Cell viability assay

Cells were seeded into 96-well plate at 5,000 cells per well and cultured in puromycin containing medium with or without 1 μg/mL doxycycline for 4 days. Cell viability was determined with CellTiter-Glo® Luminescent Cell Viability Assay (Promega) using CLARIOstar® microplate reader (BMG LABTECH).

XIST RNA FISH

FISH experiment was carried out as previously described2. Xist expression was induced in the puromycin free ESC medium containing 1 μg/ml doxycycline for 48 hours and ES cells were dissociated and collected by cytospin. The slides were treated by CSK with 0.5% triton prior to paraformaldehyde fixtion. Xist pSx9-3 probe was labeled with Cy3-dUTP by nick-translation (Roche).

Assessment of Xist RNA stability

Xist expression was induced in the puromycin free ESC medium containing 1 μg/ml doxycycline for 24 hours. To assess RNA stability, actinomycin D (Sigma) at 5 μg/ml was added to cell culture and after 0, 3 or 6 hrs of incubation, cells were collected and RNAs were isolated for RT-qPCR.

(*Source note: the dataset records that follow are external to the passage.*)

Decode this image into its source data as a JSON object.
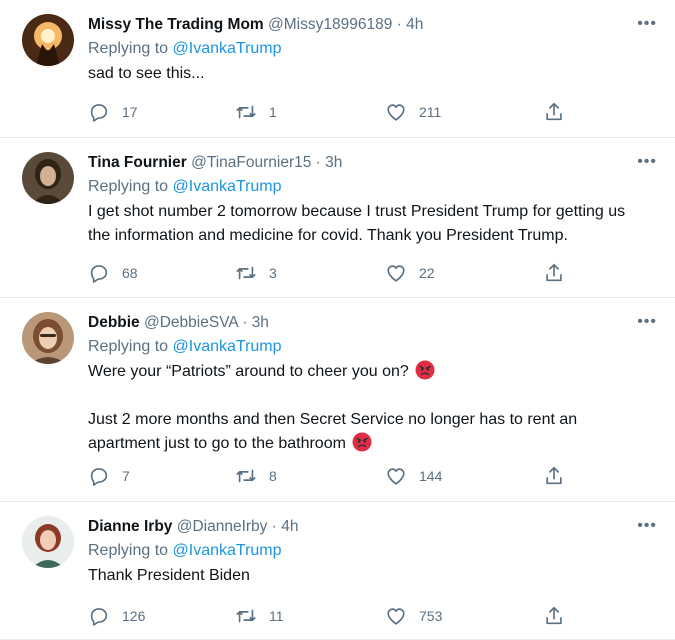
{
  "tweets": [
    {
      "name": "Missy The Trading Mom",
      "handle": "@Missy18996189",
      "sep": "·",
      "time": "4h",
      "replying_prefix": "Replying to ",
      "replying_to": "@IvankaTrump",
      "paragraphs": [
        "sad to see this..."
      ],
      "replies": "17",
      "retweets": "1",
      "likes": "211",
      "avatar_colors": [
        "#6b3c1e",
        "#f4a55a"
      ]
    },
    {
      "name": "Tina Fournier",
      "handle": "@TinaFournier15",
      "sep": "·",
      "time": "3h",
      "replying_prefix": "Replying to ",
      "replying_to": "@IvankaTrump",
      "paragraphs": [
        "I get shot number 2 tomorrow because I trust President Trump for getting us the information and medicine for covid.  Thank you President Trump."
      ],
      "replies": "68",
      "retweets": "3",
      "likes": "22",
      "avatar_colors": [
        "#3a2e22",
        "#c8a888"
      ]
    },
    {
      "name": "Debbie",
      "handle": "@DebbieSVA",
      "sep": "·",
      "time": "3h",
      "replying_prefix": "Replying to ",
      "replying_to": "@IvankaTrump",
      "paragraphs": [
        "Were your “Patriots” around to cheer you on?",
        "Just 2 more months and then Secret Service no longer has to rent an apartment just to go to the bathroom"
      ],
      "replies": "7",
      "retweets": "8",
      "likes": "144",
      "avatar_colors": [
        "#8a6a4a",
        "#e4c2a4"
      ]
    },
    {
      "name": "Dianne Irby",
      "handle": "@DianneIrby",
      "sep": "·",
      "time": "4h",
      "replying_prefix": "Replying to ",
      "replying_to": "@IvankaTrump",
      "paragraphs": [
        "Thank President Biden"
      ],
      "replies": "126",
      "retweets": "11",
      "likes": "753",
      "avatar_colors": [
        "#e8ecea",
        "#7a3a2a"
      ]
    }
  ],
  "icons": {
    "more": "more-icon",
    "reply": "reply-icon",
    "retweet": "retweet-icon",
    "like": "like-icon",
    "share": "share-icon",
    "emoji": "angry-face-emoji"
  },
  "colors": {
    "mention": "#1b95e0",
    "secondary_text": "#5b7083",
    "divider": "#e6ecf0"
  }
}
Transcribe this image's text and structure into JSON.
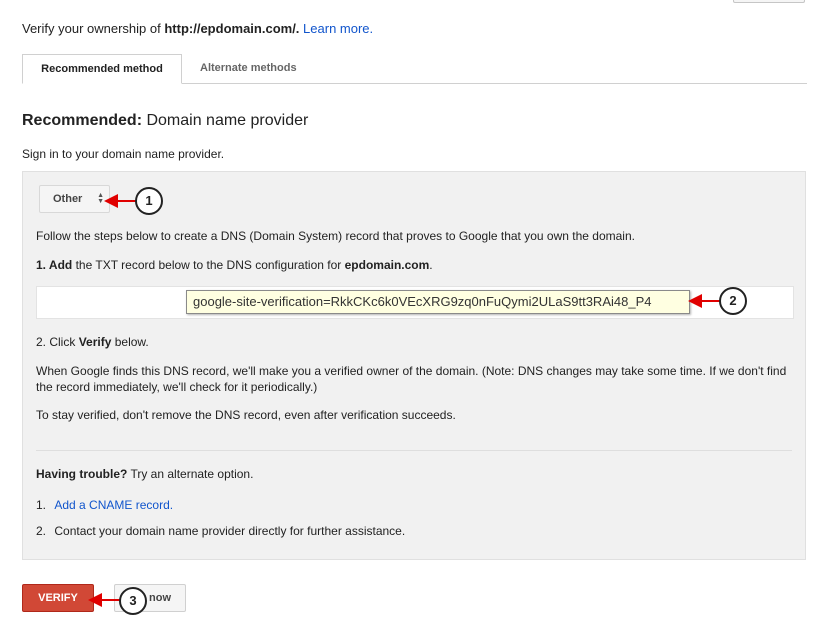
{
  "header": {
    "verify_prefix": "Verify your ownership of ",
    "domain_url": "http://epdomain.com/.",
    "learn_more": "Learn more."
  },
  "tabs": [
    {
      "label": "Recommended method",
      "active": true
    },
    {
      "label": "Alternate methods",
      "active": false
    }
  ],
  "section": {
    "heading_bold": "Recommended:",
    "heading_rest": " Domain name provider",
    "signin_text": "Sign in to your domain name provider."
  },
  "provider_select": {
    "selected": "Other"
  },
  "steps": {
    "intro": "Follow the steps below to create a DNS (Domain System) record that proves to Google that you own the domain.",
    "step1_bold": "1. Add",
    "step1_rest": " the TXT record below to the DNS configuration for ",
    "step1_domain": "epdomain.com",
    "step1_end": ".",
    "txt_record": "google-site-verification=RkkCKc6k0VEcXRG9zq0nFuQymi2ULaS9tt3RAi48_P4",
    "step2_prefix": "2. Click ",
    "step2_bold": "Verify",
    "step2_rest": " below.",
    "note": "When Google finds this DNS record, we'll make you a verified owner of the domain. (Note: DNS changes may take some time. If we don't find the record immediately, we'll check for it periodically.)",
    "stay_verified": "To stay verified, don't remove the DNS record, even after verification succeeds."
  },
  "trouble": {
    "bold": "Having trouble?",
    "rest": " Try an alternate option.",
    "options": [
      {
        "num": "1.",
        "text": "Add a CNAME record."
      },
      {
        "num": "2.",
        "text": "Contact your domain name provider directly for further assistance."
      }
    ]
  },
  "buttons": {
    "verify": "VERIFY",
    "later": "now"
  },
  "callouts": [
    "1",
    "2",
    "3"
  ],
  "colors": {
    "link": "#1155cc",
    "verify_button": "#d14836",
    "panel_bg": "#f1f1f1",
    "tooltip_bg": "#ffffe1",
    "callout_arrow": "#e00000"
  }
}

Assessment of Xist RNA synthesis

Experimental procedure is adopted from a previous publication51. Briefly, 2 mM Bromouridine (BrU, Sigma) was added to medium and cells were incubated with BrU at 37 °C for 30 min. RNAs were isolated and BrU containing RNAs were pulled down for RT-qPCR using anti-BrU antibody (BD bioscience, Cat. # 555627) and Protein A/G beads (Thermo Fisher Scientific, Cat. # 88802).

Life Sciences Reporting Summary

Further information on experimental design and reagents is available in the Life Sciences Reporting Summary.